Square pegs being pushed through round holes. That's how the Fresno County grand jury saw the dropout problem in 2005.
Thousands of kids were failing to graduate from Fresno Unified each year because they had little or no interest in the college-bound curriculum they were being fed. Meanwhile, Fresno Unified was making so many cuts to alternative vocational education that it existed mostly in name.
If the city was going to begin to solve the dropout problem, the grand jury found, the school district needed to change its one-size-fits-all approach. That meant offering the real option of career technical education for many more students.
"We're missing a large percentage of our kids who have no aspirations for college and no desire to work in low-paying jobs," Mary La Follette, a member of the 2004-05 grand jury, said. "They want a career, and they're eager to get the training. But they're not getting it."
Fast forward to today and not a whole lot has changed.
Fresno Unified failed to apply for millions of dollars in state career technical education grants two years ago, saying it wasn't sure how it would spend the money. Meanwhile, Clovis Unified reeled in nearly $13 million to build a state-of-the-art agricultural mechanics facility at Clovis East and an alternative-energy program at Buchanan High.

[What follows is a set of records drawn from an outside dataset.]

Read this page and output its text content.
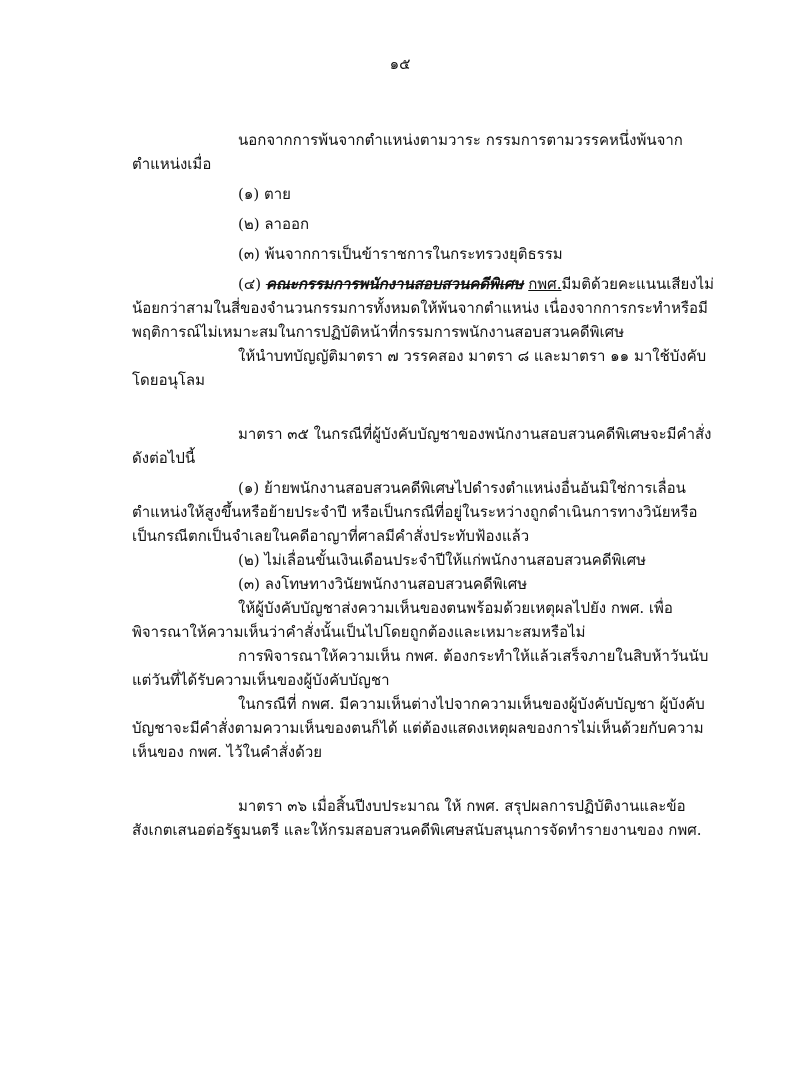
๑๕

นอกจากการพ้นจากตำแหน่งตามวาระ กรรมการตามวรรคหนึ่งพ้นจากตำแหน่งเมื่อ

(๑) ตาย

(๒) ลาออก

(๓) พ้นจากการเป็นข้าราชการในกระทรวงยุติธรรม

(๔) คณะกรรมการพนักงานสอบสวนคดีพิเศษ กพศ.มีมติด้วยคะแนนเสียงไม่น้อยกว่าสามในสี่ของจำนวนกรรมการทั้งหมดให้พ้นจากตำแหน่ง เนื่องจากการกระทำหรือมีพฤติการณ์ไม่เหมาะสมในการปฏิบัติหน้าที่กรรมการพนักงานสอบสวนคดีพิเศษ

ให้นำบทบัญญัติมาตรา ๗ วรรคสอง มาตรา ๘ และมาตรา ๑๑ มาใช้บังคับโดยอนุโลม

มาตรา ๓๕ ในกรณีที่ผู้บังคับบัญชาของพนักงานสอบสวนคดีพิเศษจะมีคำสั่งดังต่อไปนี้

(๑) ย้ายพนักงานสอบสวนคดีพิเศษไปดำรงตำแหน่งอื่นอันมิใช่การเลื่อนตำแหน่งให้สูงขึ้นหรือย้ายประจำปี หรือเป็นกรณีที่อยู่ในระหว่างถูกดำเนินการทางวินัยหรือเป็นกรณีตกเป็นจำเลยในคดีอาญาที่ศาลมีคำสั่งประทับฟ้องแล้ว

(๒) ไม่เลื่อนขั้นเงินเดือนประจำปีให้แก่พนักงานสอบสวนคดีพิเศษ

(๓) ลงโทษทางวินัยพนักงานสอบสวนคดีพิเศษ

ให้ผู้บังคับบัญชาส่งความเห็นของตนพร้อมด้วยเหตุผลไปยัง กพศ. เพื่อพิจารณาให้ความเห็นว่าคำสั่งนั้นเป็นไปโดยถูกต้องและเหมาะสมหรือไม่

การพิจารณาให้ความเห็น กพศ. ต้องกระทำให้แล้วเสร็จภายในสิบห้าวันนับแต่วันที่ได้รับความเห็นของผู้บังคับบัญชา

ในกรณีที่ กพศ. มีความเห็นต่างไปจากความเห็นของผู้บังคับบัญชา ผู้บังคับบัญชาจะมีคำสั่งตามความเห็นของตนก็ได้ แต่ต้องแสดงเหตุผลของการไม่เห็นด้วยกับความเห็นของ กพศ. ไว้ในคำสั่งด้วย

มาตรา ๓๖ เมื่อสิ้นปีงบประมาณ ให้ กพศ. สรุปผลการปฏิบัติงานและข้อสังเกตเสนอต่อรัฐมนตรี และให้กรมสอบสวนคดีพิเศษสนับสนุนการจัดทำรายงานของ กพศ.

Fresno Unified's new $285 million facilities bond fails to set aside enough money to build a new career technical school along the lines of Duncan Polytechnical High School. Instead, the bond allocates $10 million to expand or renovate existing career technical facilities.
"We're going to need to build several new Duncans to tackle the dropout problem," said Jim Harris, a member of the 2004-05 grand jury and a longtime teacher and principal in Fresno Unified. "As it stands now, we don't have the critical mass in career technical education to make a real difference."
Fresno Unified declined to comment for this story. Superintendent Michael Hanson turned down numerous requests for an interview about the dropout and truancy crisis.
Given the complexity of the crisis and its roots in poverty and family and school dysfunction, no single solution will solve the problem, teachers and school administrators agree. Rather, the reforms must be bold and targeted at multiple levels.
Larry Powell, county superintendent of schools, says Fresno Unified needs to borrow from the approach of successful smaller school districts such as Sanger Unified that do a better job of engaging students, parents and the community. Such reform, he says, might even include dividing up Fresno Unified into two or three smaller districts.
And echoing the findings of the 2004-05 grand jury, Powell wants to give many more students the choice to pursue career technical education. He said he was recently reminded of the value of such an education when the refrigerator in his kitchen broke down.
"I had a guy come and repair it. It took him all of three minutes and he said, 'That'll be $100.' I said, 'How much for the part?' And he said, 'Three dollars for the part, and $97 for knowing where to put it.' "
It was a similar exchange in the fall of 2004 that turned grand jury members into education reformers.
At the time, Mary La Follette was working as the development director of the Fresno Art Museum. She was overseeing the building of a sculpture park when a contractor shared his woes about finding qualified trades workers. La Follette compared notes with other contractors and discovered an across-the-board shortage of skilled blue-collar workers in Fresno.